Sanctification is a holistic process. God is making, through the power of the Holy Spirit, our whole selves into the image of His Son. We are growing to be more like Jesus, then, not just in our behavior, but in other ways as well. As we grow up in Christ, we not only do the right things; we actually start to feel the right things. We love what is truly lovely; we praise what is truly praiseworthy; we value what is truly valuable…
And we are angry at what and when we actually should be.
It’s a misconception to think that anger is wrong; it’s not. It’s not because there are things that make God angry, and correspondingly, we see Jesus getting angry in His ministry as well. The most obvious example of this is when Jesus encountered the money-changers in the temple. Far from the tranquil picture of the Son of God that adorns so many Sunday school rooms, in John 2 we see the righteous anger of Jesus on display as He flips over tables and forcibly drives out those who would seek to turn His Father’s house into a marketplace.
It makes sense, then, that Paul’s command to the Christians in Ephesus was not to be angry, but instead, to not let their anger linger, and in their anger to not sin (Eph. 4:26). Problem is, though, most of the time our anger isn’t the kind of anger that’s inspired by money-changers and injustice; it’s anger brought about by inconveniences like traffic or a website that won’t load fast enough. It would be helpful, then, when we feel anger rising up in us, to take a step back and ask a few diagnostic questions to help us know not only the nature of our anger, but then how to make sure we actually don’t sin in the anger within us. Here are three of those questions:
1. With what am I really angry?
Anger is consuming. You get mad, and your vision starts to sharpen to a point to where all you can focus on is what seems to be making you angry at a given moment. But if we pause and reflect a bit, we might well see that the person or situation in front of us is not the true source of our anger. Instead, it’s just the thing that happened to bring us to a breaking point. We are in reality very angry about something else.
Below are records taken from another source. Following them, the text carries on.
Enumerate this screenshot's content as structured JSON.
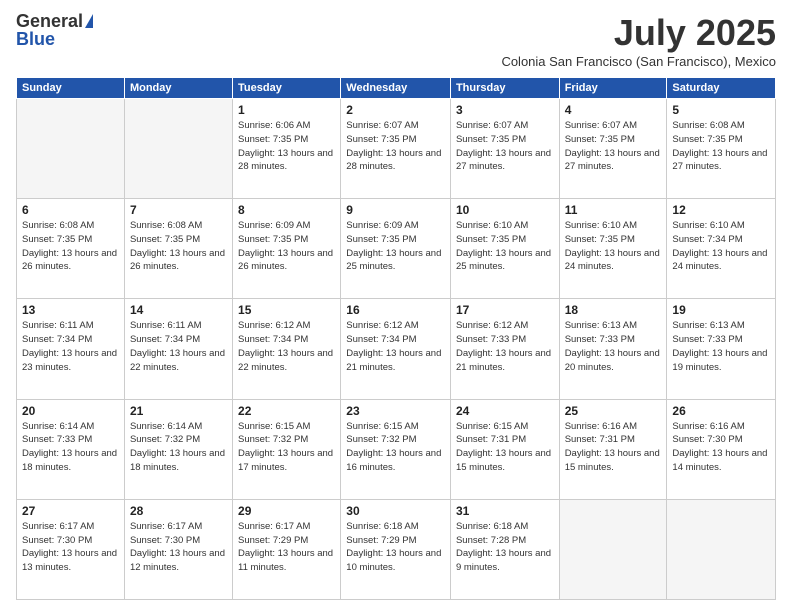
{
  "logo": {
    "general": "General",
    "blue": "Blue"
  },
  "title": "July 2025",
  "subtitle": "Colonia San Francisco (San Francisco), Mexico",
  "days_of_week": [
    "Sunday",
    "Monday",
    "Tuesday",
    "Wednesday",
    "Thursday",
    "Friday",
    "Saturday"
  ],
  "weeks": [
    [
      {
        "day": "",
        "info": ""
      },
      {
        "day": "",
        "info": ""
      },
      {
        "day": "1",
        "info": "Sunrise: 6:06 AM\nSunset: 7:35 PM\nDaylight: 13 hours and 28 minutes."
      },
      {
        "day": "2",
        "info": "Sunrise: 6:07 AM\nSunset: 7:35 PM\nDaylight: 13 hours and 28 minutes."
      },
      {
        "day": "3",
        "info": "Sunrise: 6:07 AM\nSunset: 7:35 PM\nDaylight: 13 hours and 27 minutes."
      },
      {
        "day": "4",
        "info": "Sunrise: 6:07 AM\nSunset: 7:35 PM\nDaylight: 13 hours and 27 minutes."
      },
      {
        "day": "5",
        "info": "Sunrise: 6:08 AM\nSunset: 7:35 PM\nDaylight: 13 hours and 27 minutes."
      }
    ],
    [
      {
        "day": "6",
        "info": "Sunrise: 6:08 AM\nSunset: 7:35 PM\nDaylight: 13 hours and 26 minutes."
      },
      {
        "day": "7",
        "info": "Sunrise: 6:08 AM\nSunset: 7:35 PM\nDaylight: 13 hours and 26 minutes."
      },
      {
        "day": "8",
        "info": "Sunrise: 6:09 AM\nSunset: 7:35 PM\nDaylight: 13 hours and 26 minutes."
      },
      {
        "day": "9",
        "info": "Sunrise: 6:09 AM\nSunset: 7:35 PM\nDaylight: 13 hours and 25 minutes."
      },
      {
        "day": "10",
        "info": "Sunrise: 6:10 AM\nSunset: 7:35 PM\nDaylight: 13 hours and 25 minutes."
      },
      {
        "day": "11",
        "info": "Sunrise: 6:10 AM\nSunset: 7:35 PM\nDaylight: 13 hours and 24 minutes."
      },
      {
        "day": "12",
        "info": "Sunrise: 6:10 AM\nSunset: 7:34 PM\nDaylight: 13 hours and 24 minutes."
      }
    ],
    [
      {
        "day": "13",
        "info": "Sunrise: 6:11 AM\nSunset: 7:34 PM\nDaylight: 13 hours and 23 minutes."
      },
      {
        "day": "14",
        "info": "Sunrise: 6:11 AM\nSunset: 7:34 PM\nDaylight: 13 hours and 22 minutes."
      },
      {
        "day": "15",
        "info": "Sunrise: 6:12 AM\nSunset: 7:34 PM\nDaylight: 13 hours and 22 minutes."
      },
      {
        "day": "16",
        "info": "Sunrise: 6:12 AM\nSunset: 7:34 PM\nDaylight: 13 hours and 21 minutes."
      },
      {
        "day": "17",
        "info": "Sunrise: 6:12 AM\nSunset: 7:33 PM\nDaylight: 13 hours and 21 minutes."
      },
      {
        "day": "18",
        "info": "Sunrise: 6:13 AM\nSunset: 7:33 PM\nDaylight: 13 hours and 20 minutes."
      },
      {
        "day": "19",
        "info": "Sunrise: 6:13 AM\nSunset: 7:33 PM\nDaylight: 13 hours and 19 minutes."
      }
    ],
    [
      {
        "day": "20",
        "info": "Sunrise: 6:14 AM\nSunset: 7:33 PM\nDaylight: 13 hours and 18 minutes."
      },
      {
        "day": "21",
        "info": "Sunrise: 6:14 AM\nSunset: 7:32 PM\nDaylight: 13 hours and 18 minutes."
      },
      {
        "day": "22",
        "info": "Sunrise: 6:15 AM\nSunset: 7:32 PM\nDaylight: 13 hours and 17 minutes."
      },
      {
        "day": "23",
        "info": "Sunrise: 6:15 AM\nSunset: 7:32 PM\nDaylight: 13 hours and 16 minutes."
      },
      {
        "day": "24",
        "info": "Sunrise: 6:15 AM\nSunset: 7:31 PM\nDaylight: 13 hours and 15 minutes."
      },
      {
        "day": "25",
        "info": "Sunrise: 6:16 AM\nSunset: 7:31 PM\nDaylight: 13 hours and 15 minutes."
      },
      {
        "day": "26",
        "info": "Sunrise: 6:16 AM\nSunset: 7:30 PM\nDaylight: 13 hours and 14 minutes."
      }
    ],
    [
      {
        "day": "27",
        "info": "Sunrise: 6:17 AM\nSunset: 7:30 PM\nDaylight: 13 hours and 13 minutes."
      },
      {
        "day": "28",
        "info": "Sunrise: 6:17 AM\nSunset: 7:30 PM\nDaylight: 13 hours and 12 minutes."
      },
      {
        "day": "29",
        "info": "Sunrise: 6:17 AM\nSunset: 7:29 PM\nDaylight: 13 hours and 11 minutes."
      },
      {
        "day": "30",
        "info": "Sunrise: 6:18 AM\nSunset: 7:29 PM\nDaylight: 13 hours and 10 minutes."
      },
      {
        "day": "31",
        "info": "Sunrise: 6:18 AM\nSunset: 7:28 PM\nDaylight: 13 hours and 9 minutes."
      },
      {
        "day": "",
        "info": ""
      },
      {
        "day": "",
        "info": ""
      }
    ]
  ]
}
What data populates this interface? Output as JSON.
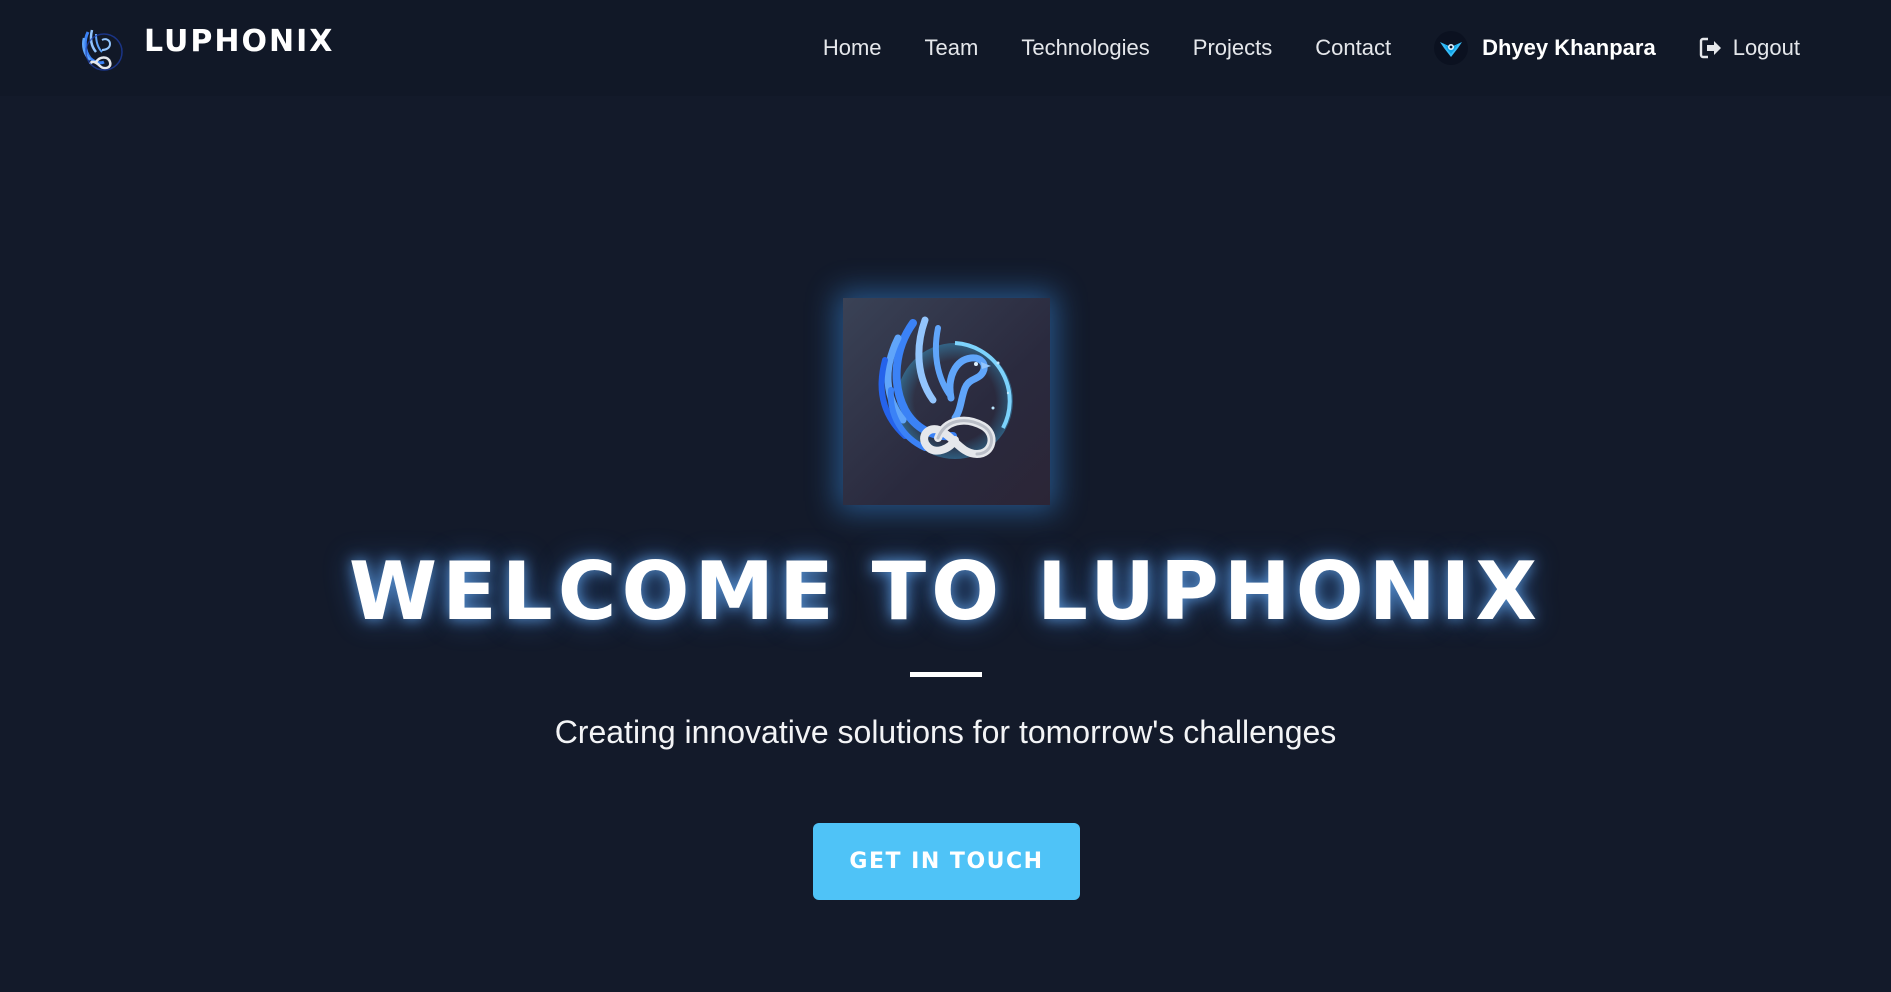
{
  "header": {
    "brand_name": "LUPHONIX",
    "brand_logo_icon": "phoenix-infinity-logo-icon",
    "nav": [
      {
        "label": "Home"
      },
      {
        "label": "Team"
      },
      {
        "label": "Technologies"
      },
      {
        "label": "Projects"
      },
      {
        "label": "Contact"
      }
    ],
    "user": {
      "name": "Dhyey Khanpara",
      "avatar_icon": "user-avatar-icon"
    },
    "logout": {
      "label": "Logout",
      "icon": "logout-icon"
    }
  },
  "hero": {
    "logo_icon": "phoenix-infinity-logo-icon",
    "title": "WELCOME TO LUPHONIX",
    "subtitle": "Creating innovative solutions for tomorrow's challenges",
    "cta_label": "GET IN TOUCH"
  },
  "colors": {
    "background": "#131a2a",
    "header_background": "#111827",
    "accent": "#4fc3f7",
    "glow": "#40a0ff"
  }
}
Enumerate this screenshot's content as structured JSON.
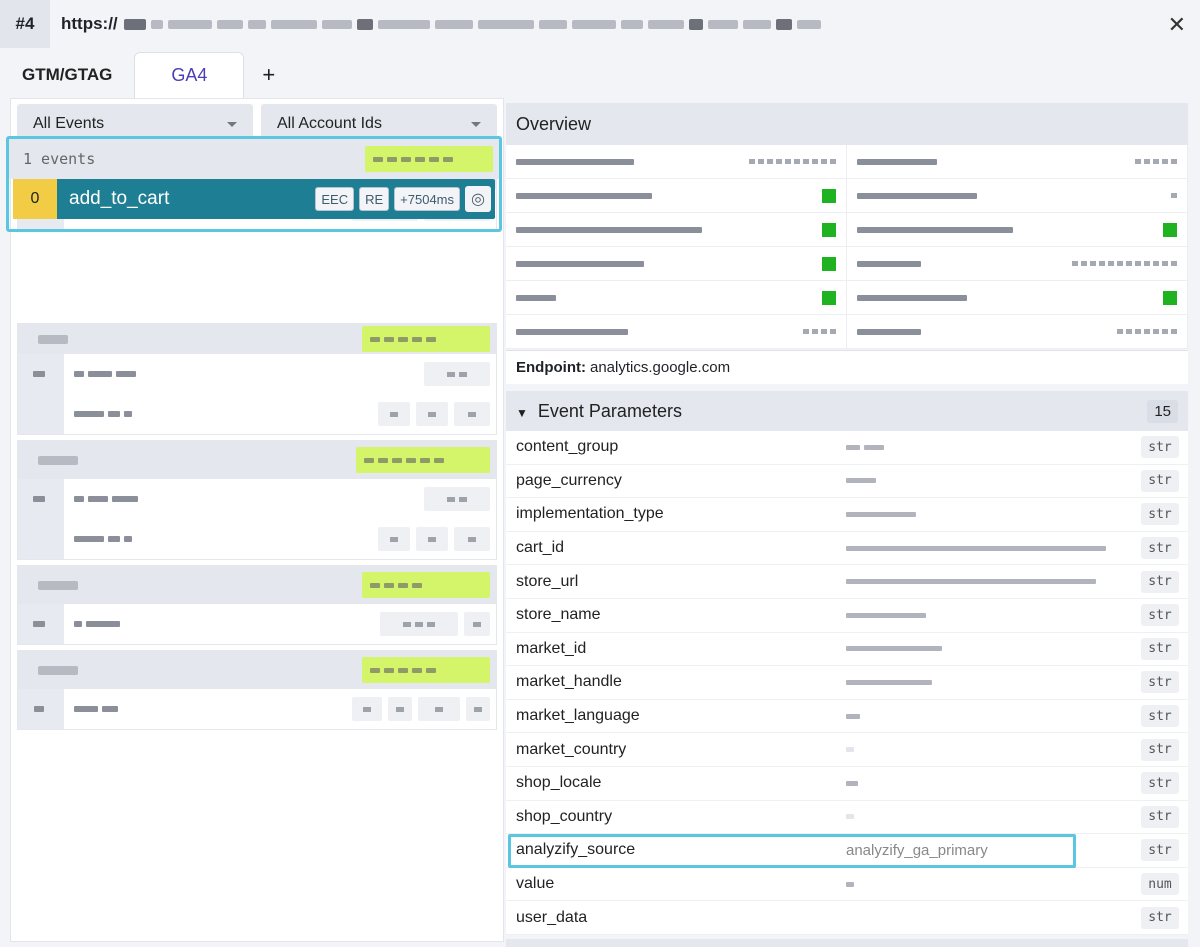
{
  "titlebar": {
    "number": "#4",
    "url_prefix": "https://"
  },
  "tabs": [
    {
      "label": "GTM/GTAG",
      "active": false
    },
    {
      "label": "GA4",
      "active": true
    }
  ],
  "tab_add": "+",
  "filters": {
    "events": "All Events",
    "accounts": "All Account Ids"
  },
  "selected_group": {
    "count_label": "1 events",
    "event": {
      "index": "0",
      "name": "add_to_cart",
      "chips": [
        "EEC",
        "RE",
        "+7504ms"
      ]
    }
  },
  "overview": {
    "title": "Overview",
    "endpoint_label": "Endpoint:",
    "endpoint_value": "analytics.google.com"
  },
  "event_params": {
    "title": "Event Parameters",
    "count": "15",
    "rows": [
      {
        "key": "content_group",
        "value": "",
        "type": "str"
      },
      {
        "key": "page_currency",
        "value": "",
        "type": "str"
      },
      {
        "key": "implementation_type",
        "value": "",
        "type": "str"
      },
      {
        "key": "cart_id",
        "value": "",
        "type": "str"
      },
      {
        "key": "store_url",
        "value": "",
        "type": "str"
      },
      {
        "key": "store_name",
        "value": "",
        "type": "str"
      },
      {
        "key": "market_id",
        "value": "",
        "type": "str"
      },
      {
        "key": "market_handle",
        "value": "",
        "type": "str"
      },
      {
        "key": "market_language",
        "value": "",
        "type": "str"
      },
      {
        "key": "market_country",
        "value": "",
        "type": "str"
      },
      {
        "key": "shop_locale",
        "value": "",
        "type": "str"
      },
      {
        "key": "shop_country",
        "value": "",
        "type": "str"
      },
      {
        "key": "analyzify_source",
        "value": "analyzify_ga_primary",
        "type": "str"
      },
      {
        "key": "value",
        "value": "",
        "type": "num"
      },
      {
        "key": "user_data",
        "value": "",
        "type": "str"
      }
    ]
  }
}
Asking this question to ourselves in a moment of anger helps us temper our response in the moment. So, for example, if your child has just gotten out of bed for the seventh time, and you start to get angry at him, you might realize that the true source of your anger is your frustration at a situation at work earlier in the day. Then you can take a moment, be compassionate to your child, and work the true problem in your heart.
2. What is this anger exposing in me?
If we pause and reflect in a moment of anger, we might see one of the redemptive ways God can use our anger. That’s because our anger has a way of exposing things about our hearts. Just as an exercise, maybe you could pause even now and just ask yourself what or who it is that tends to always get a rise out of you. But don’t stop there.
If you do stop there, then you might conclude that the person in your mind is just annoying. Or that the situation is some example of how mistreated and misunderstood you are. But if you dig a little deeper, chances are you’ll find something in your own soul that needs some work. That person or situation might be exposing in you your deep need for control, some latent but lasting fear, or some long held insecurity lurking. Bring that to light. Talk to Jesus about that instead of just about how He should fix the person or situation making you angry.
3. Can I express this anger without sinning?
One final question here, and it’s a simple one. Can we really express this anger, in this moment without sinning? Can we express our anger without judging, free of self-righteousness, and in a way that extends a measure of grace?
It might seem like the answer is “no” in the moment, but that’s all the more reason to ask the question. Asking this question is not meant to make us just swallow our anger and push it down, because if we do that, then anger turns to bitterness. No, asking the question helps us begin to be able to articulate what is truly making us angry so that we can talk to our fellow humans without belittling them and without destroying the relationship in front of us.
These are questions of discipleship. They are questions that force us to look within ourselves before we look outside of ourselves. And they’re questions that posture us, even in our anger, in surrender to the work of the Spirit who is making us more like Jesus. Even when we get mad.